Impressionné par le style crasseux et déviant du rappeur, le mythique producteur et bassiste Bill Laswell, fera venir Sensational en 1995 sur le label WordSound (Brooklyn). Le rappeur, à la street attitude intacte, va initialement marquer son territoire en collaborant avec Spectre l’inventeur du illbient (de son vrai nom Skiz Fernando Jr fondateur de Wordsound). On croise Sensational sur des tas d’autres disques comme ceux de ICE (projet du guitariste Justin Broadrick de Godlflesh et Kevin Martin de Techno Animal, The Bug et The Sidewinder), de 2nd Gen (projet industriel de Wajid Yaseen de Fun Da Mental sur Mute), de Kid 606 ou plus récemment Cardopusher. Plus tard, en 2006, Sensational apparaît sur l’album « In Cod We Trust » de Ghostigital, projet d’Einar des Sugar Cubes (avec Mark E Smith et Dälek).

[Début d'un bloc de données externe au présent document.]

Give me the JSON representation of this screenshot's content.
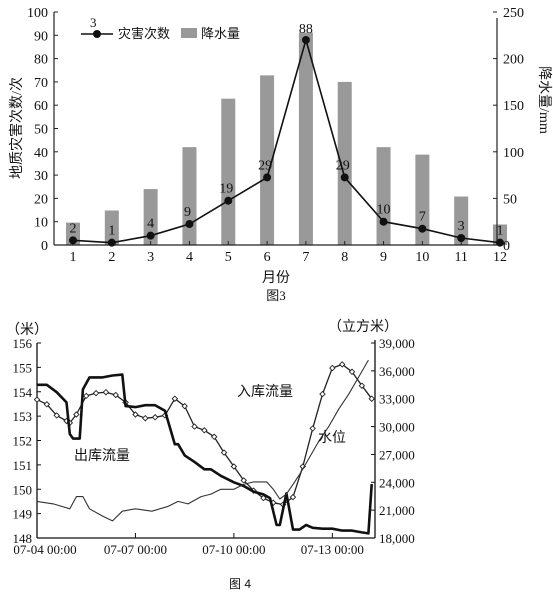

Après quelques galères personnelles, des featurings monstrueux (écoutez son fantastique track Pillars Of Smoke avec Spectre) et une paire de mixtapes obscures et sous influence, Sensational débute sérieusement sa carrière solo en 1997 avec l’album « Loaded with power » (Wordsound). Si vous avez vu le film The Rise and Fall et Rise of Sensational, vous savez donc déjà que le mec a débuté la musique très jeune en commençant par faire du reggae, et que l’esprit du hip hop s’est révélé à lui en posant son flow saccadé sur des disques de Stockhausen, quelque part dans le trip illbient érudit d’un DJ Spooky, mais sans le côté intello suranné pour musées d’art moderne. Ce style unique, mâtiné d’une ambiance dub des ténèbres et parsemé de réelles fêlures psychologiques, sonne comme la bande-son parfaite de notre époque, désabusée, paranoïaque et anxiogène. Son flow guerrier caractéristique harangue et invective l’auditeur, jusqu’à le soumettre à une vision troublée mais lucide de nos sociétés. Ses textes conduisent parfois dans les dédales d’un univers dystopique, sans toutefois plomber l’ambiance de références inutiles. Sensational et Spectre, les deux figures du label Wordsound, ont souvent collaborés à une époque ou Bill Laswell était le mécène de Wordsound, bien avant que ce label ne devienne « Wordsound Digital » après avoir failli mettre la clé sous la porte.

 

À ses débuts, sans un dollar en poche, Sensational utilisait ses boîtes de casques comme microphones de fortune. Il bosse encore aujourd’hui de manière artisanale, on dira « lo-fi » pour faire genre, et il utilise toujours des sons de vieux équipements analogiques enregistrés et mis en loops. Ses textes parlent souvent de sa consommation de drogues, de ses déboires dans la rue, ou de thèmes basés sur la science-fiction dans l’esprit décalé d’un Dr Octagon.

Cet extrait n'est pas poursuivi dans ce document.